Sogar Thereschen hat er ganz für sich gewonnen. Sie weiß nichts bessers, als sich von Florentin etwas vorsingen zu lassen, oder ihn zeichnen zu sehen, sie vergißt Spiel und Alles, wenn sie nur bey ihm seyn darf. Sie kennen ihre heftige Art sich an etwas zu hängen. – Mit den Knaben reitet er viel, und kann sich mit ihnen balgen und lermen und Festungen erobern, die sie zusammen bauen, bis sie ganz ausser sich gerathen, und er mit ihnen. – Dem Mütterchen bleibt aber der Kopf ruhig, wenn er uns auch allen verdreht wird; nicht ein einziges Mal ist es ihm doch gelungen sie irre zu machen, wiewohl er es oft darauf anlegte; sie lächelt, und ist freundlich und liebreich gegen ihn, aber Gewalt hat er gar nicht über sie, er fühlt es: Mutter ist auch die einzige, vor [69] der er gehörigen Respekt hat. Mit uns Andern schaltet er nach Belieben; wenn ich recht aufgebracht bin, und ihm stolz begegne, so ist er im Stande, gar nicht einmal darauf zu merken. –

So schön hat ihn Betty gefunden? So schön als Eduard ist er auf keinen Fall, das meynt auch die Mutter, er ist auch nicht so groß und herrlich als Eduard; aber sein Bau ist fein, schlank, und dennoch kräftig.

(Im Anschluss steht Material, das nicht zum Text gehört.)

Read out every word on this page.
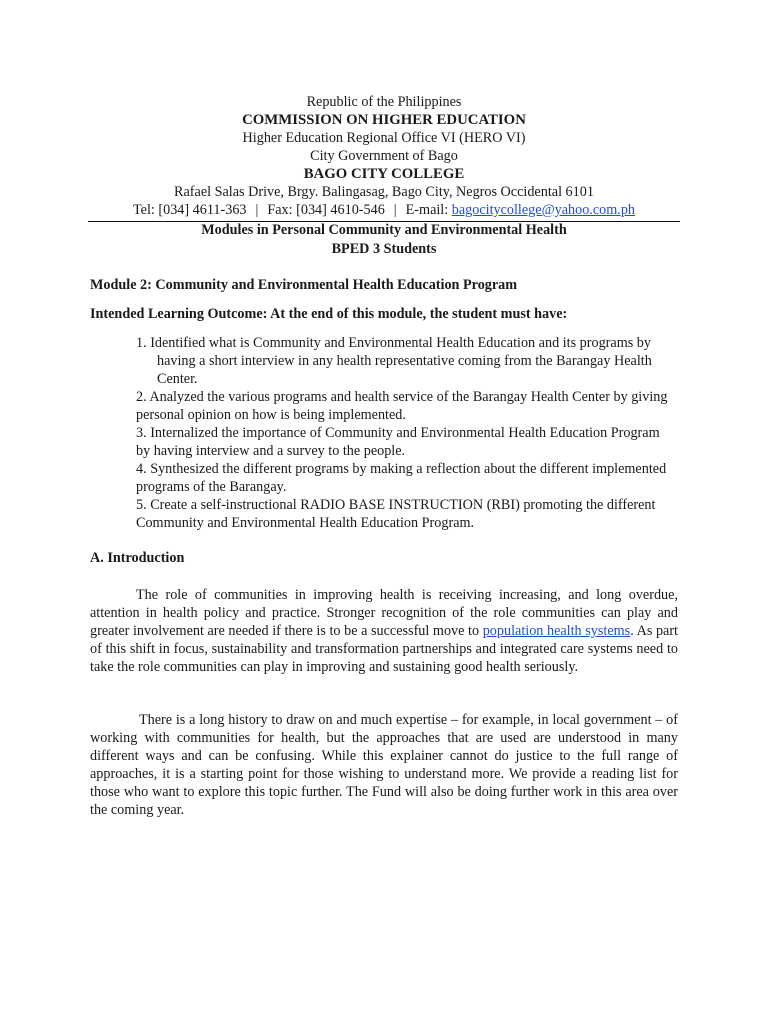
Republic of the Philippines
COMMISSION ON HIGHER EDUCATION
Higher Education Regional Office VI (HERO VI)
City Government of Bago
BAGO CITY COLLEGE
Rafael Salas Drive, Brgy. Balingasag, Bago City, Negros Occidental 6101
Tel: [034] 4611-363 | Fax: [034] 4610-546 | E-mail: bagocitycollege@yahoo.com.ph
Modules in Personal Community and Environmental Health
BPED 3 Students
Module 2: Community and Environmental Health Education Program
Intended Learning Outcome: At the end of this module, the student must have:
1. Identified what is Community and Environmental Health Education and its programs by having a short interview in any health representative coming from the Barangay Health Center.
2. Analyzed the various programs and health service of the Barangay Health Center by giving personal opinion on how is being implemented.
3. Internalized the importance of Community and Environmental Health Education Program by having interview and a survey to the people.
4. Synthesized the different programs by making a reflection about the different implemented programs of the Barangay.
5. Create a self-instructional RADIO BASE INSTRUCTION (RBI) promoting the different Community and Environmental Health Education Program.
A. Introduction
The role of communities in improving health is receiving increasing, and long overdue, attention in health policy and practice. Stronger recognition of the role communities can play and greater involvement are needed if there is to be a successful move to population health systems. As part of this shift in focus, sustainability and transformation partnerships and integrated care systems need to take the role communities can play in improving and sustaining good health seriously.
There is a long history to draw on and much expertise – for example, in local government – of working with communities for health, but the approaches that are used are understood in many different ways and can be confusing. While this explainer cannot do justice to the full range of approaches, it is a starting point for those wishing to understand more. We provide a reading list for those who want to explore this topic further. The Fund will also be doing further work in this area over the coming year.
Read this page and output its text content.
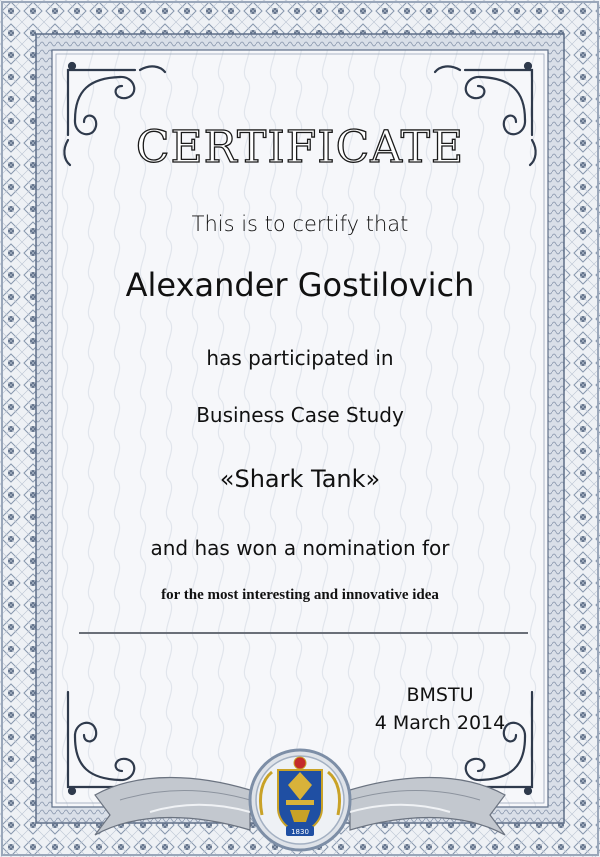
1830
CERTIFICATE
This is to certify that
Alexander Gostilovich
has participated in
Business Case Study
«Shark Tank»
and has won a nomination for
for the most interesting and innovative idea
BMSTU
4 March 2014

Er hat eine edle Physionomie, und überhaupt etwas interessantes; sein Anstand ist frey und kunstlos, manchmal sogar trotzig. Was ihn auszeichnet, ist ein gewisses, beynah verachtendes, Lächeln, das ihm um den Mund schwebt; aber der Mund ist doch hübsch, so wie auch sein Auge, das gewöhnlich fast ganz ohne Bedeutung, still und farblos, vor sich hin schaut, das aber helle Funken sprüht bey einem Gespräch, das ihn interessirt, es wird dann sichtbar größer und dunkler. Er hat eine schöne helle Stirn, und es kleidet ihn gut, wenn er, wie er oft [70] thut, sich die dunkelbraunen Locken, die tief darüber her fallen, mit der Hand zurückstreicht, oder wenn sie vom Wind gehoben werden. Die Mutter findet, er hätte etwas altritterliches, besonders wenn er ernsthaft aussieht, oder unvermuthet in ein Zimmer tritt, sie müßte sich ihn immer mit einer blanken Rüstung und einem Helm denken. Therese hat viel mit Auffinden von entfernten Aehnlichkeiten und mit den alten Bildern zu schaffen, und behauptet er sähe dem Gemählde vom Pilgrim ähnlich, das in der Mutter Zimmer hängt. Sie ruhte nicht eher, bis ich es mir von ihr zeigen ließ, und sie hat wirklich Recht; es ist eine entfernte Aehnlichkeit.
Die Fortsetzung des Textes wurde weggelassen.